Bondholders sent a unit of Caesars Entertainment Corp. a notice of default, intensifying a battle with the largest owner of casinos in the U.S.
The notice was sent June 5 by investors owning at least 30 percent of Caesars Entertainment Operating Co. second-lien, 10 percent bonds due in 2018, according to a filing by Caesars yesterday. The creditors said the company defaulted on its obligations by transferring assets, such as Bally’s Las Vegas hotel, to an affiliate, and by removing the parent company’s guarantee on the operating unit’s debt. There are $3.7 billion of the notes outstanding, according to a filing.
The notice escalates the conflict between Las Vegas-based Caesars, purchased in a 2008 buyout by Apollo Global Management LLC and TPG Capital, and some of its creditors. The company, which has $23.4 billion in debt outstanding, said the asset transfers followed a rigorous, independent process designed to provide liquidity crucial to its business.
“We will not allow our company, our employees and the communities in which we operate to be held hostage by a minority of holders whose interests are contrary to the long-term health of the company,” Gary Loveman, chairman and chief executive officer of Caesars, said in the filing.
The creditors’ action puts Caesars on notice that, if their concerns aren’t addressed, they could seek to exercise remedies under the loan documents, according to Brett Axelrod, co-chair of the financial restructuring practice at Fox Rothschild LLP in Las Vegas. Depending on the voting thresholds in the documents, the bondholders could file for receivership, file an involuntary bankruptcy proceeding or foreclose, she said.
“Although the indenture allows 30 percent of the holders of a relevant issue to give notice of defaults, the notice delivered yesterday was given by holders of more than 50 percent of the largest issue of Caesars Entertainment Operating Co. second-lien notes,” Bruce Bennett, an attorney for the bondholders at Jones Day in Los Angeles, said in a June 6 statement.
Caesars is one of the biggest casino operators on the Las Vegas Strip, and the largest in Atlantic City, New Jersey, where it has entered the new online gambling market. The company has been adding amenities, including a Ferris Wheel and a mall, in Las Vegas and renovating some of its hotels there.
At the same time, the company has bought back, refinanced and extended debt maturities while shifting assets into entities with less debt, including Caesars Growth Partners LLC.
Caesars last month sold a 5 percent stake in Caesars Entertainment Operating Co., its largest and most-indebted subsidiary, to outside investors for $6 million. The company said that gave it the ability to remove a guarantee to bondholders on the parent company’s assets, a move analysts said weakens creditors’ negotiating power in a restructuring.
Caesars, based in Las Vegas, fell 3 percent to $17.91 yesterday in New York. The stock has fallen 17 percent this year.

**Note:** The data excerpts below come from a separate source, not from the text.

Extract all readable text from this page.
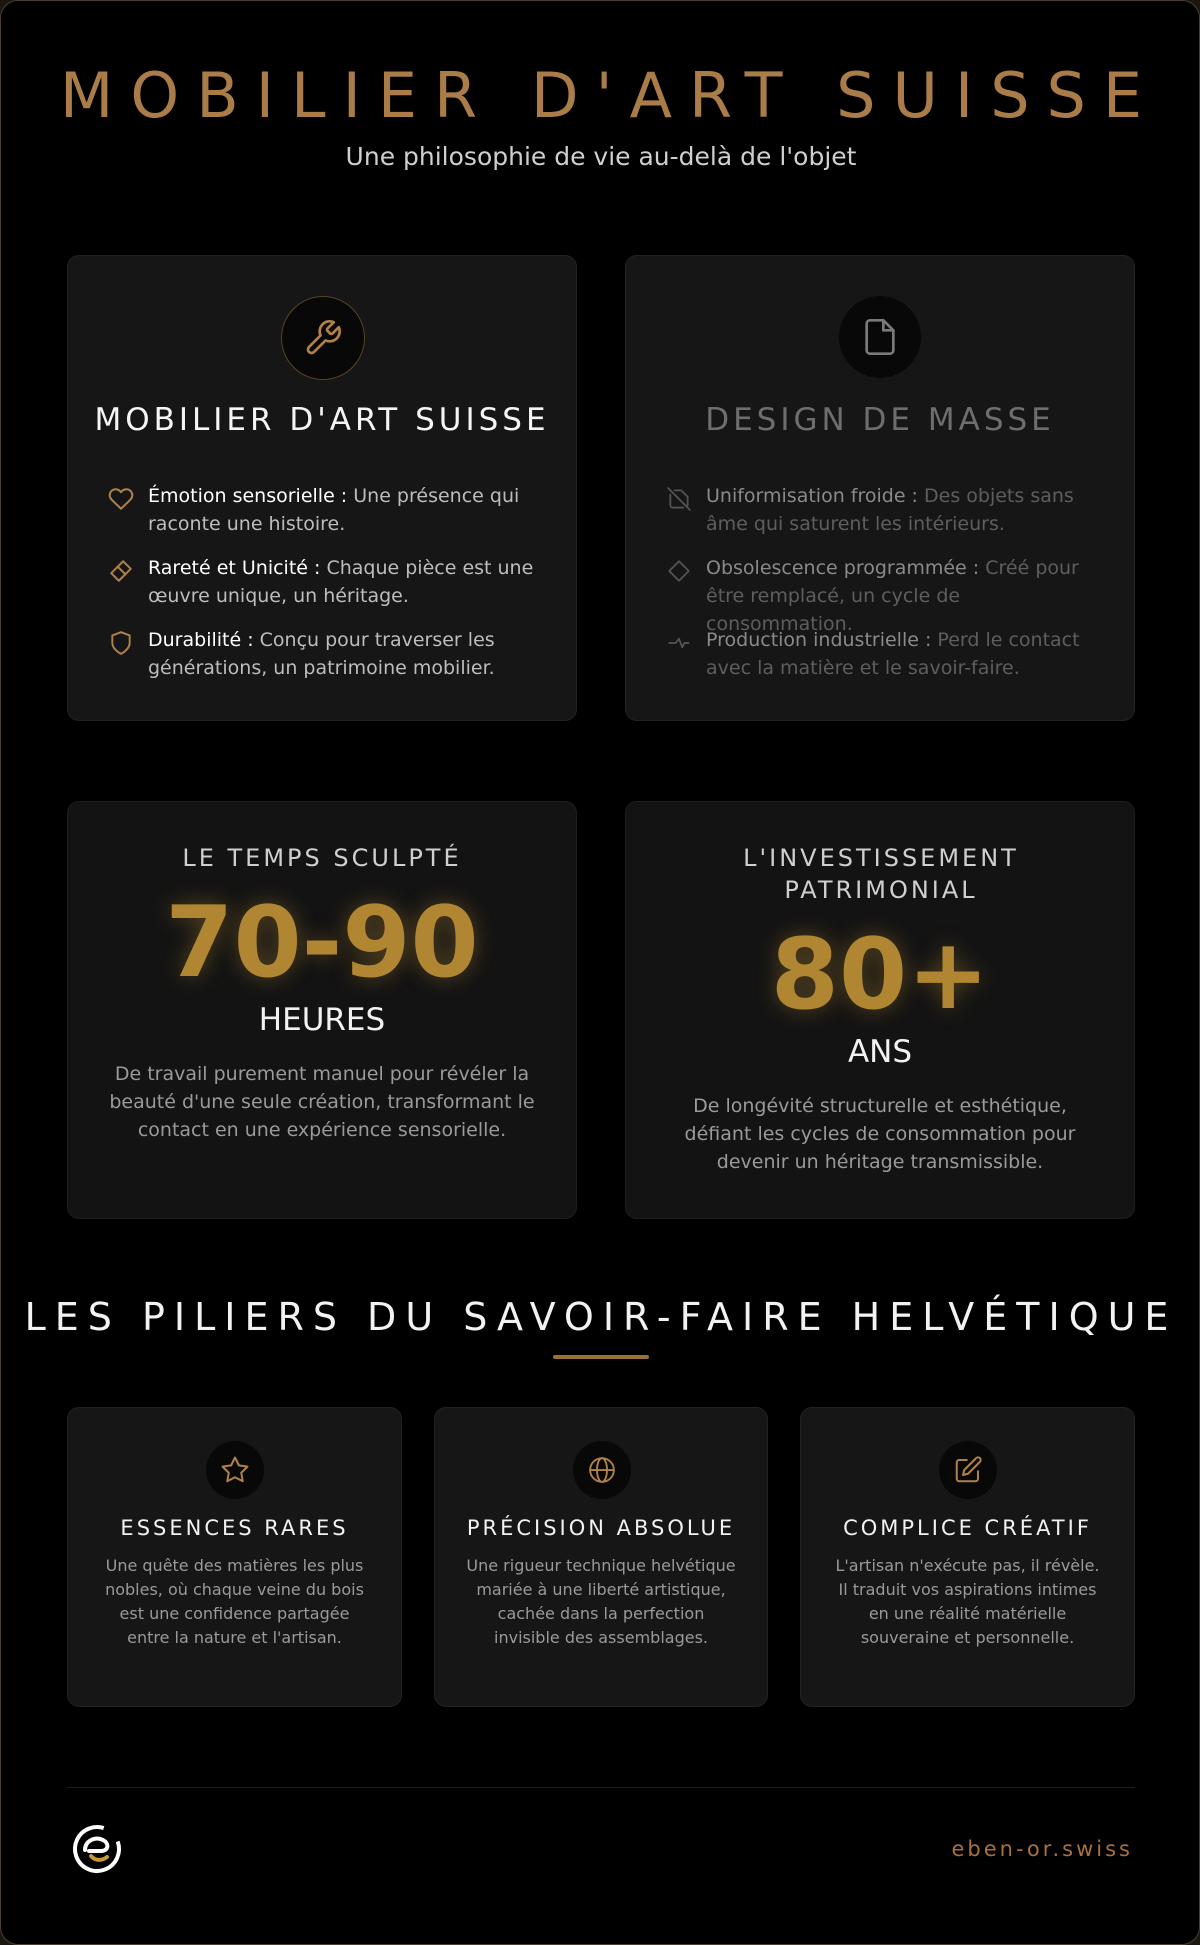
MOBILIER D'ART SUISSE
Une philosophie de vie au-delà de l'objet
MOBILIER D'ART SUISSE
Émotion sensorielle : Une présence qui raconte une histoire.
Rareté et Unicité : Chaque pièce est une œuvre unique, un héritage.
Durabilité : Conçu pour traverser les générations, un patrimoine mobilier.
DESIGN DE MASSE
Uniformisation froide : Des objets sans âme qui saturent les intérieurs.
Obsolescence programmée : Créé pour être remplacé, un cycle de consommation.
Production industrielle : Perd le contact avec la matière et le savoir-faire.
LE TEMPS SCULPTÉ
70-90
HEURES
De travail purement manuel pour révéler la beauté d'une seule création, transformant le contact en une expérience sensorielle.
L'INVESTISSEMENT PATRIMONIAL
80+
ANS
De longévité structurelle et esthétique, défiant les cycles de consommation pour devenir un héritage transmissible.
LES PILIERS DU SAVOIR-FAIRE HELVÉTIQUE
ESSENCES RARES
Une quête des matières les plus nobles, où chaque veine du bois est une confidence partagée entre la nature et l'artisan.
PRÉCISION ABSOLUE
Une rigueur technique helvétique mariée à une liberté artistique, cachée dans la perfection invisible des assemblages.
COMPLICE CRÉATIF
L'artisan n'exécute pas, il révèle. Il traduit vos aspirations intimes en une réalité matérielle souveraine et personnelle.
eben-or.swiss
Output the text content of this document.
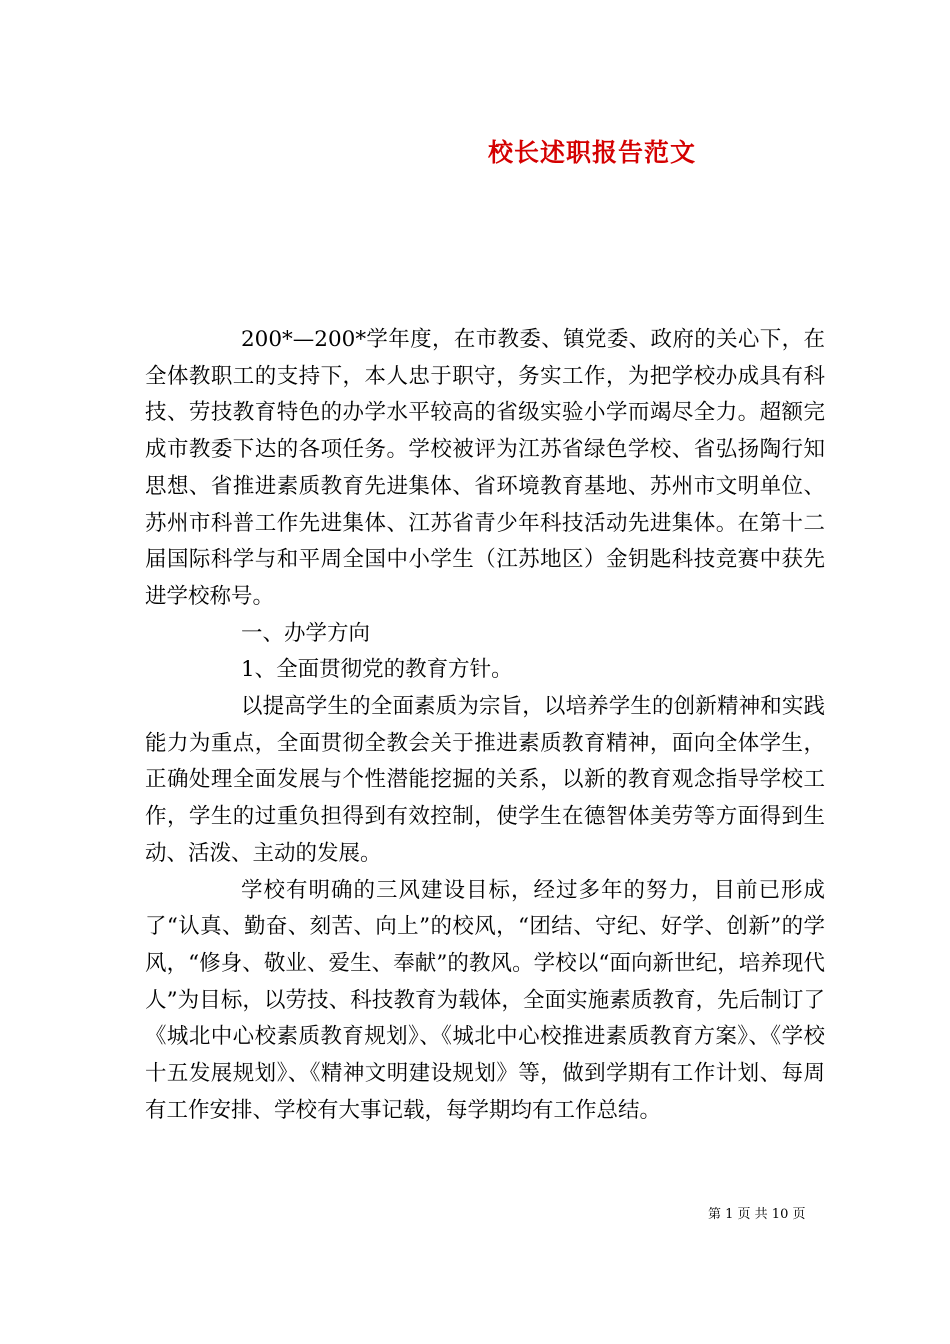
校长述职报告范文

200*—200*学年度，在市教委、镇党委、政府的关心下，在全体教职工的支持下，本人忠于职守，务实工作，为把学校办成具有科技、劳技教育特色的办学水平较高的省级实验小学而竭尽全力。超额完成市教委下达的各项任务。学校被评为江苏省绿色学校、省弘扬陶行知思想、省推进素质教育先进集体、省环境教育基地、苏州市文明单位、苏州市科普工作先进集体、江苏省青少年科技活动先进集体。在第十二届国际科学与和平周全国中小学生（江苏地区）金钥匙科技竞赛中获先进学校称号。

一、办学方向

1、全面贯彻党的教育方针。

以提高学生的全面素质为宗旨，以培养学生的创新精神和实践能力为重点，全面贯彻全教会关于推进素质教育精神，面向全体学生，正确处理全面发展与个性潜能挖掘的关系，以新的教育观念指导学校工作，学生的过重负担得到有效控制，使学生在德智体美劳等方面得到生动、活泼、主动的发展。

学校有明确的三风建设目标，经过多年的努力，目前已形成了“认真、勤奋、刻苦、向上”的校风，“团结、守纪、好学、创新”的学风，“修身、敬业、爱生、奉献”的教风。学校以“面向新世纪，培养现代人”为目标，以劳技、科技教育为载体，全面实施素质教育，先后制订了《城北中心校素质教育规划》、《城北中心校推进素质教育方案》、《学校十五发展规划》、《精神文明建设规划》等，做到学期有工作计划、每周有工作安排、学校有大事记载，每学期均有工作总结。

第 1 页 共 10 页
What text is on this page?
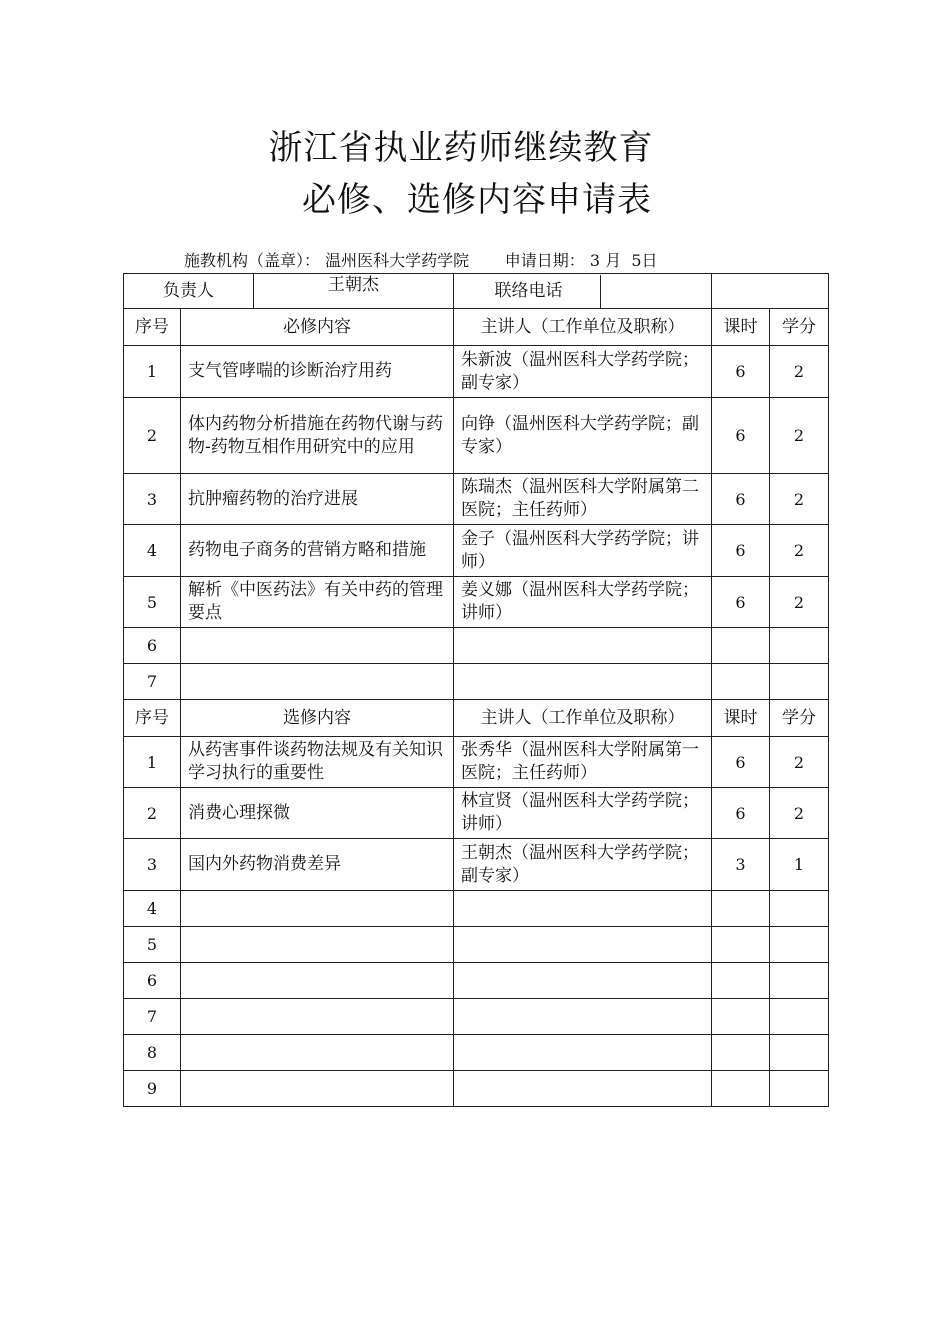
浙江省执业药师继续教育
必修、选修内容申请表
施教机构（盖章）： 温州医科大学药学院 申请日期： 3 月 5日
负责人		王朝杰	联络电话		
序号	必修内容		主讲人（工作单位及职称）	课时	学分
1	支气管哮喘的诊断治疗用药		朱新波（温州医科大学药学院；副专家）	6	2
2	体内药物分析措施在药物代谢与药物-药物互相作用研究中的应用		向铮（温州医科大学药学院；副专家）	6	2
3	抗肿瘤药物的治疗进展		陈瑞杰（温州医科大学附属第二医院；主任药师）	6	2
4	药物电子商务的营销方略和措施		金子（温州医科大学药学院；讲师）	6	2
5	解析《中医药法》有关中药的管理要点		姜义娜（温州医科大学药学院；讲师）	6	2
6					
7					
序号	选修内容		主讲人（工作单位及职称）	课时	学分
1	从药害事件谈药物法规及有关知识学习执行的重要性		张秀华（温州医科大学附属第一医院；主任药师）	6	2
2	消费心理探微		林宣贤（温州医科大学药学院；讲师）	6	2
3	国内外药物消费差异		王朝杰（温州医科大学药学院；副专家）	3	1
4					
5					
6					
7					
8					
9					
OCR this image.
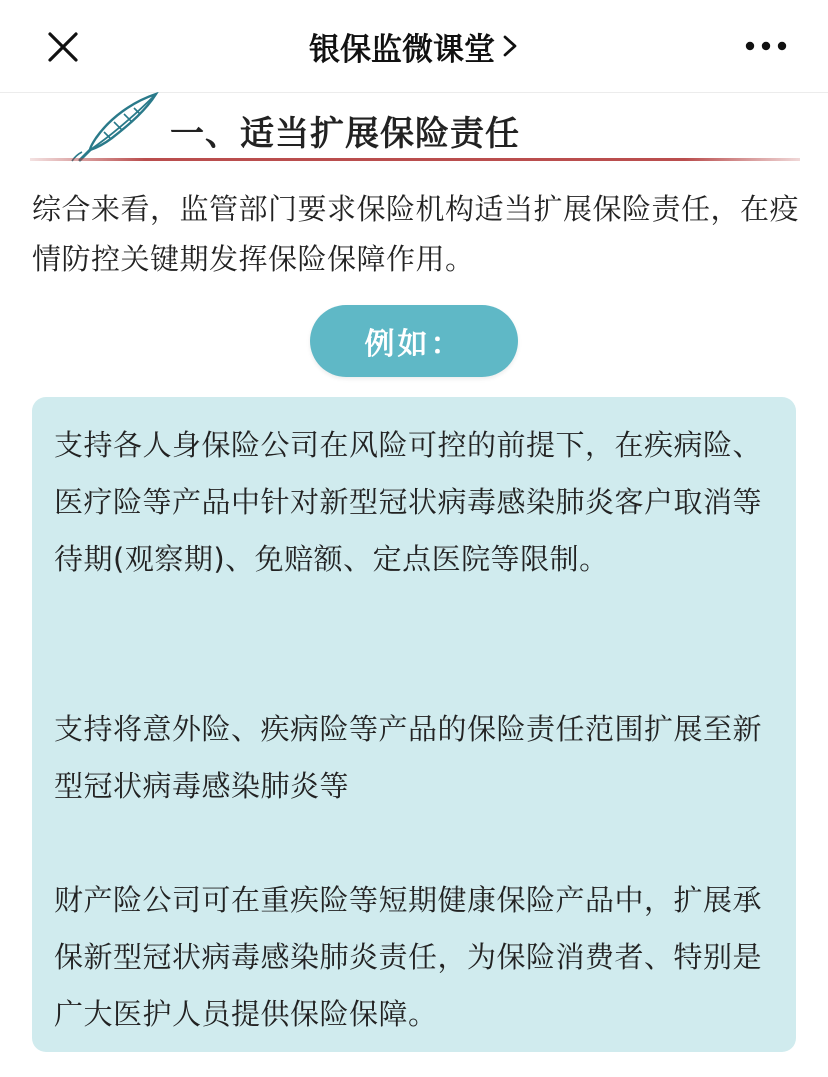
银保监微课堂
一、适当扩展保险责任
综合来看，监管部门要求保险机构适当扩展保险责任，在疫情防控关键期发挥保险保障作用。
例如：
支持各人身保险公司在风险可控的前提下，在疾病险、医疗险等产品中针对新型冠状病毒感染肺炎客户取消等待期(观察期)、免赔额、定点医院等限制。
支持将意外险、疾病险等产品的保险责任范围扩展至新型冠状病毒感染肺炎等
财产险公司可在重疾险等短期健康保险产品中，扩展承保新型冠状病毒感染肺炎责任，为保险消费者、特别是广大医护人员提供保险保障。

The operating unit’s 10 percent, second-lien debt traded at 42.5 cents on the dollar yesterday in New York, prior to the filing, according to Trace, the bond-price reporting system of the Financial Industry Regulatory Authority. That price was unchanged from June 5. The unit’s $1.5 billion of 9 percent, first-lien bonds dropped 0.5 cent on the dollar to 84 cents, according to Trace.
The filing named 13 investors, including Appaloosa Management LP, Oaktree Capital Group LLC, Canyon Capital Advisors LLC, Caspian Capital LP and Contrarian Capital Management LLC, according to a person familiar with the document who was not authorized speak publicly.
Andrea Williams, a spokeswoman at Los Angeles-based Oaktree, declined to comment, as did Nazan Riahei, who represents Canyon at Brunswick Group. Calls to Appaloosa, Caspian and Contrarian weren’t returned.
Teri Charest, a spokeswoman for U.S. Bancorp, whose US Bank NA unit acts as a trustee for Caesars’ bonds, declined to comment via e-mail.
The creditors’ move also creates a risk to bondholders that Caesars withholds interest payments on the 10 percent notes and files for bankruptcy, according to Barbara Cappaert, an analyst at KDP Investment Advisors Inc.
“Bondholders are fighting back with whatever they can in order to better position themselves in an inevitable debt restructuring,” Cappaert wrote in a report. “Clearly the wheels are in motion for restructuring talks, even if they are starting out on a contentious note.”